Cenozoic evolution of the Yangtze River: Constraints from detrital zircon UPb ages

2021 
Abstract The development of modern drainage patterns in eastern Tibet is closely related to uplift of the Tibetan Plateau. The Yangtze River is the longest river in Asia. When and how this river formed is still vigorously debated. Here we compile published detrital zircon U Pb ages from the Chuxiong, Sichuan, Jianghan, Jianchuan, Simao, Vientiane, Song Hong-Yinggehai basins, marginal sea basins in East China and Taiwan to reconstruct the evolution of the Yangtze River.
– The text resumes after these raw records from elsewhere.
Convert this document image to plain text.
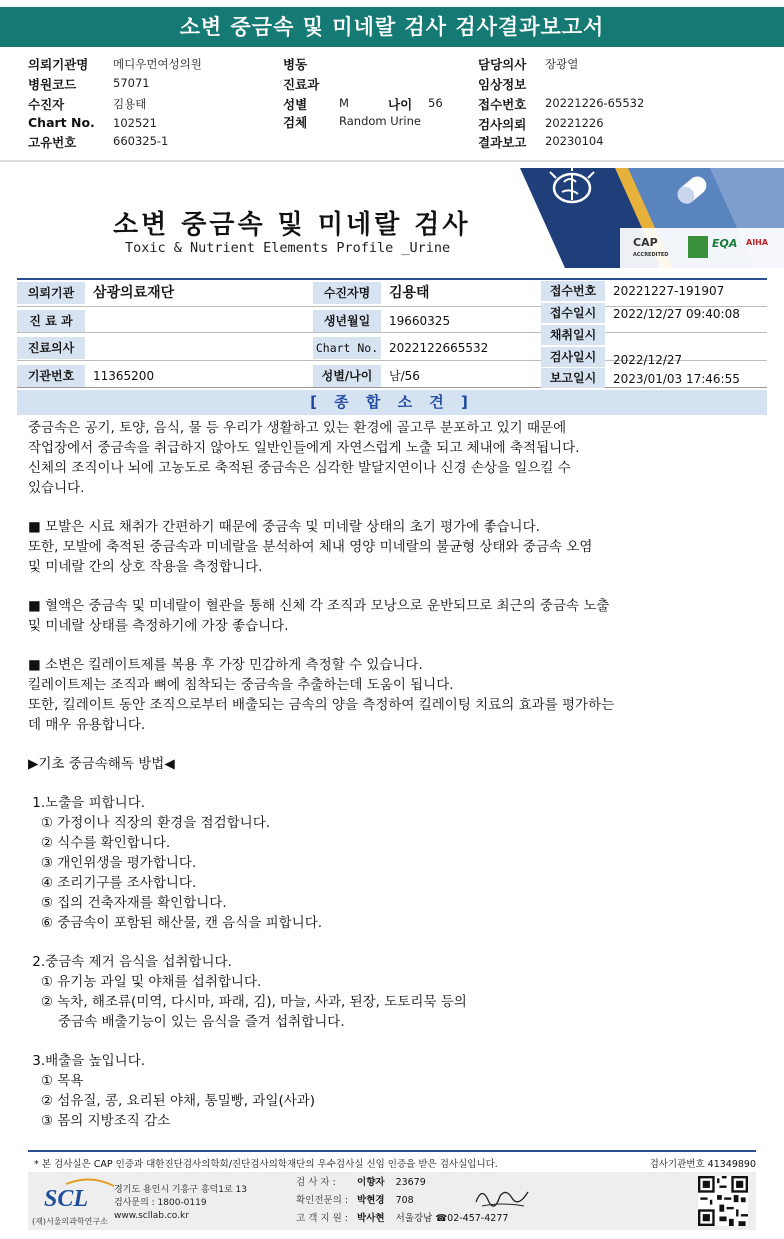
소변 중금속 및 미네랄 검사 검사결과보고서
의뢰기관명 메디우먼여성의원
병원코드	57071
수진자	김용태
Chart No. 102521
고유번호	660325-1
병동
진료과
성별	M	나이 56
검체	Random Urine
담당의사 장광열
임상정보
접수번호 20221226-65532
검사의뢰 20221226
결과보고 20230104
소변 중금속 및 미네랄 검사
Toxic & Nutrient Elements Profile _Urine	CAP
ACCREDITED
EQA AIHA
의뢰기관	삼광의료재단
진 료 과
진료의사
기관번호	11365200
수진자명	김용태
생년월일	19660325
Chart No. 2022122665532
성별/나이	남/56
접수번호	20221227-191907
접수일시	2022/12/27 09:40:08
채취일시
검사일시	2022/12/27
보고일시	2023/01/03 17:46:55
[ 종 합 소 견 ]

중금속은 공기, 토양, 음식, 물 등 우리가 생활하고 있는 환경에 골고루 분포하고 있기 때문에

작업장에서 중금속을 취급하지 않아도 일반인들에게 자연스럽게 노출 되고 체내에 축적됩니다.

신체의 조직이나 뇌에 고농도로 축적된 중금속은 심각한 발달지연이나 신경 손상을 일으킬 수

있습니다.

■ 모발은 시료 채취가 간편하기 때문에 중금속 및 미네랄 상태의 초기 평가에 좋습니다.

또한, 모발에 축적된 중금속과 미네랄을 분석하여 체내 영양 미네랄의 불균형 상태와 중금속 오염

및 미네랄 간의 상호 작용을 측정합니다.

■ 혈액은 중금속 및 미네랄이 혈관을 통해 신체 각 조직과 모낭으로 운반되므로 최근의 중금속 노출

및 미네랄 상태를 측정하기에 가장 좋습니다.

■ 소변은 킬레이트제를 복용 후 가장 민감하게 측정할 수 있습니다.

킬레이트제는 조직과 뼈에 침착되는 중금속을 추출하는데 도움이 됩니다.

또한, 킬레이트 동안 조직으로부터 배출되는 금속의 양을 측정하여 킬레이팅 치료의 효과를 평가하는

데 매우 유용합니다.

▶기초 중금속해독 방법◀

1.노출을 피합니다.

① 가정이나 직장의 환경을 점검합니다.

② 식수를 확인합니다.

③ 개인위생을 평가합니다.

④ 조리기구를 조사합니다.

⑤ 집의 건축자재를 확인합니다.

⑥ 중금속이 포함된 해산물, 캔 음식을 피합니다.

2.중금속 제거 음식을 섭취합니다.

① 유기농 과일 및 야채를 섭취합니다.

② 녹차, 해조류(미역, 다시마, 파래, 김), 마늘, 사과, 된장, 도토리묵 등의

중금속 배출기능이 있는 음식을 즐겨 섭취합니다.

3.배출을 높입니다.

① 목욕

② 섬유질, 콩, 요리된 야채, 통밀빵, 과일(사과)

③ 몸의 지방조직 감소

* 본 검사실은 CAP 인증과 대한진단검사의학회/진단검사의학재단의 우수검사실 신임 인증을 받은 검사실입니다.	검사기관번호 41349890
SCL
(재)서울의과학연구소

경기도 용인시 기흥구 흥덕1로 13

검사문의 : 1800-0119

www.scllab.co.kr

검 사 자 : 이향자 23679
확인전문의 : 박현경 708
고 객 지 원 : 박사현 서울강남 ☎02-457-4277
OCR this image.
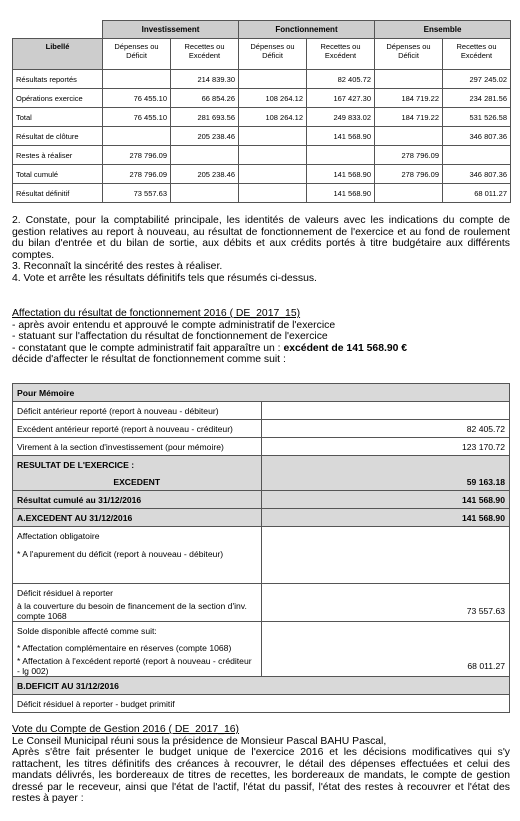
	Investissement		Fonctionnement		Ensemble	
Libellé	Dépenses ou Déficit	Recettes ou Excédent	Dépenses ou Déficit	Recettes ou Excédent	Dépenses ou Déficit	Recettes ou Excédent
Résultats reportés		214 839.30		82 405.72		297 245.02
Opérations exercice	76 455.10	66 854.26	108 264.12	167 427.30	184 719.22	234 281.56
Total	76 455.10	281 693.56	108 264.12	249 833.02	184 719.22	531 526.58
Résultat de clôture		205 238.46		141 568.90		346 807.36
Restes à réaliser	278 796.09				278 796.09	
Total cumulé	278 796.09	205 238.46		141 568.90	278 796.09	346 807.36
Résultat définitif	73 557.63			141 568.90		68 011.27

2. Constate, pour la comptabilité principale, les identités de valeurs avec les indications du compte de gestion relatives au report à nouveau, au résultat de fonctionnement de l'exercice et au fond de roulement du bilan d'entrée et du bilan de sortie, aux débits et aux crédits portés à titre budgétaire aux différents comptes.

3. Reconnaît la sincérité des restes à réaliser.

4. Vote et arrête les résultats définitifs tels que résumés ci-dessus.

Affectation du résultat de fonctionnement 2016 ( DE_2017_15)

- après avoir entendu et approuvé le compte administratif de l'exercice

- statuant sur l'affectation du résultat de fonctionnement de l'exercice

- constatant que le compte administratif fait apparaître un : excédent de 141 568.90 €

décide d'affecter le résultat de fonctionnement comme suit :

Pour Mémoire	
Déficit antérieur reporté (report à nouveau - débiteur)	
Excédent antérieur reporté (report à nouveau - créditeur)	82 405.72
Virement à la section d'investissement (pour mémoire)	123 170.72
RESULTAT DE L'EXERCICE :	
EXCEDENT	59 163.18
Résultat cumulé au 31/12/2016	141 568.90
A.EXCEDENT AU 31/12/2016	141 568.90
Affectation obligatoire	
* A l'apurement du déficit (report à nouveau - débiteur)	
Déficit résiduel à reporter	
à la couverture du besoin de financement de la section d'inv. compte 1068	73 557.63
Solde disponible affecté comme suit:	
* Affectation complémentaire en réserves (compte 1068)	
* Affectation à l'excédent reporté (report à nouveau - créditeur - lg 002)	68 011.27
B.DEFICIT AU 31/12/2016	
Déficit résiduel à reporter - budget primitif	

Vote du Compte de Gestion 2016 ( DE_2017_16)

Le Conseil Municipal réuni sous la présidence de Monsieur Pascal BAHU Pascal,

Après s'être fait présenter le budget unique de l'exercice 2016 et les décisions modificatives qui s'y rattachent, les titres définitifs des créances à recouvrer, le détail des dépenses effectuées et celui des mandats délivrés, les bordereaux de titres de recettes, les bordereaux de mandats, le compte de gestion dressé par le receveur, ainsi que l'état de l'actif, l'état du passif, l'état des restes à recouvrer et l'état des restes à payer :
Reassessment of published detrital zircon data from the broader region sheds new light on the development of the Yangtze. Detrital zircon data from the Jianghan Basin, marginal sea basins in East China and Taiwan suggest that the pre-Miocene Yangtze River did not include the present upper reaches. The detrital zircon ages from the Song Hong-Yinggehai Basin suggest that the upper Yangtze River did not flow southward into the Red River since the Oligocene. Instead, similarities in detrital zircon U Pb ages between the Sichuan, Chuxiong and Simao basins imply that the paleo-upper Yangtze flowed southwestward into the Vientiane Basin via the Chuxiong and Simao basins before the Miocene. The appearance of Cenozoic zircons in the Miocene sediment in the Jianghan Basin suggests that the southwestward-flowing paleo-upper Yangtze River was captured by the mid-lower Yangtze between the late Oligocene and the early Miocene.